Gill has in fact surrounded himself with friends old and new. Andrew Woodall, who starred in his Voysey Inheritance at the National last year, plays Jack Manningham. He is a well-to-do scoundrel who is beastly to his girlish wife and far too friendly with the pouting, red-headed parlour maid, Sally Tatum's Nancy.

It has taken seven years of marriage but by the time that the curtain rises to reveal a cramped London living room, designed by Hayden Griffen, Manningham has practically persuaded his attractive wife Bella that she has followed her mother into madness.

This stern man plays constant cruel tricks on Bond girl Rosamund Pike in the role of his hyperactive wife. She may indeed be a little touched by this stage, as anyone sane would have called his bluff long ago.

The plot thickens, as a mystery caller takes advantage of one of Manningham's regular night-time absences to call on his wife. This is not a Tennessee Williams kind of gentleman caller but a red-faced, retired policeman, the wonderfully-named Inspector Rough, given ironic life by Kenneth Cranham who is on really top form.

He spins a yarn of long-ago murder and missing rubies that inevitably leads to the conclusion that the murderer is a familiar figure, which in a cast of five including the policeman and two domestics leaves little room for shock revelations.

The second half of the play, during which there is more than a hint of irony in the performances, eventually leads to a satisfying conclusion as the spluttering murderer is led off to an appointment with the hangman. At that point too, the gloom finally lifts over night-time London, seen above the house; and some rays of symbolically hopeful sunshine welcome the final curtain.

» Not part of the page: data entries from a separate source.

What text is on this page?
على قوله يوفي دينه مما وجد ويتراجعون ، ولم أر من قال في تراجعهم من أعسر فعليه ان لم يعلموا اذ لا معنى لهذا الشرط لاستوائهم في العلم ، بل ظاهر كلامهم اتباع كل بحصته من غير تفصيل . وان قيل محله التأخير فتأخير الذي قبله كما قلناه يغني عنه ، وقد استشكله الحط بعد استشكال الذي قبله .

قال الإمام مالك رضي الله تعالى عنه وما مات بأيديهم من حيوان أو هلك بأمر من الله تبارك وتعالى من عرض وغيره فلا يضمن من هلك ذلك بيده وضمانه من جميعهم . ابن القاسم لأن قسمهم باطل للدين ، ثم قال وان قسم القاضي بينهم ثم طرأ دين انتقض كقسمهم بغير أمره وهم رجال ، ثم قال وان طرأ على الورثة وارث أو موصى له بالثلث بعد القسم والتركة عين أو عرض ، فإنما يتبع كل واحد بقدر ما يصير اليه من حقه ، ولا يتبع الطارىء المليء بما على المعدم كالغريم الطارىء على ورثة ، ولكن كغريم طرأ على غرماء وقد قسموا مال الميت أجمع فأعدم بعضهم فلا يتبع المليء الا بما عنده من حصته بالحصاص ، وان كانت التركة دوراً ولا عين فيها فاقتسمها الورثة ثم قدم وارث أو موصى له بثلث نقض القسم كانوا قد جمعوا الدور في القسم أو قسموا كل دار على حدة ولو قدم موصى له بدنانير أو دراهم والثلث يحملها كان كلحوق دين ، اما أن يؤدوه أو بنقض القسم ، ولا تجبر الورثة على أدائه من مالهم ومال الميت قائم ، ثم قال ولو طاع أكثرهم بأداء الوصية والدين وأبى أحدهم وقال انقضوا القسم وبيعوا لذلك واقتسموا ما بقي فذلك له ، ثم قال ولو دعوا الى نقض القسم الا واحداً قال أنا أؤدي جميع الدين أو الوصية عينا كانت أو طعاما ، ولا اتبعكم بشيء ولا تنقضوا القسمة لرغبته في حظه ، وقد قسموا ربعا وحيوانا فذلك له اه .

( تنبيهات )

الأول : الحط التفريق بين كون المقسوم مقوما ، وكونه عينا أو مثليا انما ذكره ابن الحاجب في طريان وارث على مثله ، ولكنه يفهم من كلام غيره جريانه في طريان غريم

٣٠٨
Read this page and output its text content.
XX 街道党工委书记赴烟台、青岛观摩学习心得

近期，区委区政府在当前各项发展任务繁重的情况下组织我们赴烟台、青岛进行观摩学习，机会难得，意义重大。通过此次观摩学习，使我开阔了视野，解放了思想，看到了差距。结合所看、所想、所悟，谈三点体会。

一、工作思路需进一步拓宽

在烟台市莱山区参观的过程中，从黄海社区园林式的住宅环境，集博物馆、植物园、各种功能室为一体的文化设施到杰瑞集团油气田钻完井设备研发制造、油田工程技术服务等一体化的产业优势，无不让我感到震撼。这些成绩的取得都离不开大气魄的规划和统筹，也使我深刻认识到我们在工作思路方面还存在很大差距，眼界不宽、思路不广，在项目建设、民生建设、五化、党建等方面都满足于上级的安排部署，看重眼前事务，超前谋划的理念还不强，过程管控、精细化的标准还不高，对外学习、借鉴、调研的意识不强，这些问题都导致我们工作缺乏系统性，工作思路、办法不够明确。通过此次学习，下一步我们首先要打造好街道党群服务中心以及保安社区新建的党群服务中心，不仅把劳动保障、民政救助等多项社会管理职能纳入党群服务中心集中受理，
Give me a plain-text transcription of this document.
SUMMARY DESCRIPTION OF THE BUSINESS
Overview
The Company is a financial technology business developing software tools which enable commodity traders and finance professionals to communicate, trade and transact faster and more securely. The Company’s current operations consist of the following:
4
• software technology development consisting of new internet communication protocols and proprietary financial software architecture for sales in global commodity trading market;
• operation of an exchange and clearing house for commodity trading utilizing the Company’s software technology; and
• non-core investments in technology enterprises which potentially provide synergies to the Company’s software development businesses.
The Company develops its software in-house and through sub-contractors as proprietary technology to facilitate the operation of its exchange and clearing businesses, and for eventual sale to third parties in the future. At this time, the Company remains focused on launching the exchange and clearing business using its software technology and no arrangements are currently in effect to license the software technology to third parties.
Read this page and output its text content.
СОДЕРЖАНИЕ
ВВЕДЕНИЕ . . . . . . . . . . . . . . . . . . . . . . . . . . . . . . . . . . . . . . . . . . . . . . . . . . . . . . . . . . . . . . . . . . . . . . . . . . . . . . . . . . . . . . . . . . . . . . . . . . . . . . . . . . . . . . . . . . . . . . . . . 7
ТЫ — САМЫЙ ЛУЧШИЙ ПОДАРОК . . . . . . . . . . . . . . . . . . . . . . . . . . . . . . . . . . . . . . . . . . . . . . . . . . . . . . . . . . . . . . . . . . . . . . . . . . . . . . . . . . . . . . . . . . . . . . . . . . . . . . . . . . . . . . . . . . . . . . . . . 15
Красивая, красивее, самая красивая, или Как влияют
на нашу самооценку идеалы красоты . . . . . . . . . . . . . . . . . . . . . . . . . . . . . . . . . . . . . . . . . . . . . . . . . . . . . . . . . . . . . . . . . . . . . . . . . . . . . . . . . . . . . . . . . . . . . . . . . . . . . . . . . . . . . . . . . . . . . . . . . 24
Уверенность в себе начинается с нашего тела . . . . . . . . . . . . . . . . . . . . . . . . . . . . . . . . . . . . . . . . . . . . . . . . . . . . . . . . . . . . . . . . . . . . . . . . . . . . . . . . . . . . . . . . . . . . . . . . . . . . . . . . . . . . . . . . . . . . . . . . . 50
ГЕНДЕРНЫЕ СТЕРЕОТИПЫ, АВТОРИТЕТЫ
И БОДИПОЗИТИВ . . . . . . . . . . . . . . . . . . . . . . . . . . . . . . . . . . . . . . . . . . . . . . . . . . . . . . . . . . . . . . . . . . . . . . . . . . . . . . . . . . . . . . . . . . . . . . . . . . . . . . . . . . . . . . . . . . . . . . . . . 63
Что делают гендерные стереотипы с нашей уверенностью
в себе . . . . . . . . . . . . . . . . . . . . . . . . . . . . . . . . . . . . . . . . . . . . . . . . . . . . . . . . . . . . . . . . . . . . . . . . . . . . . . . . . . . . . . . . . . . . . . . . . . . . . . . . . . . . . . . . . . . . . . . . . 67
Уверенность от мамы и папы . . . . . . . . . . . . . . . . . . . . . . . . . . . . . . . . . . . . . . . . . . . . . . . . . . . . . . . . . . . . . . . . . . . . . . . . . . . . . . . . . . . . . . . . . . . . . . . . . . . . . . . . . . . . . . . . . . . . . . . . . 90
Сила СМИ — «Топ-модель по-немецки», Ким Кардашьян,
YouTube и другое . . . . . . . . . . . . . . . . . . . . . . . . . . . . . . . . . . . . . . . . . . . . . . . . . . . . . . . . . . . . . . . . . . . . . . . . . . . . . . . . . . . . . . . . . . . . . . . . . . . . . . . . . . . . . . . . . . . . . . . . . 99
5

The setting fits the bill nicely and as one might expect with a title like this, Hartley T.A. Kemp's lighting is really beautiful.

While Cranham is the pick of the actors, both Woodall and Miss Pike, who spends a lot of time posing prettily and reflectively like some English Hedda Gabler, are also well worth watching.

Gaslight does not offer a demanding evening but thanks to such a well-judged production, its escapism might well have widespread appeal to fans of ripping yarns.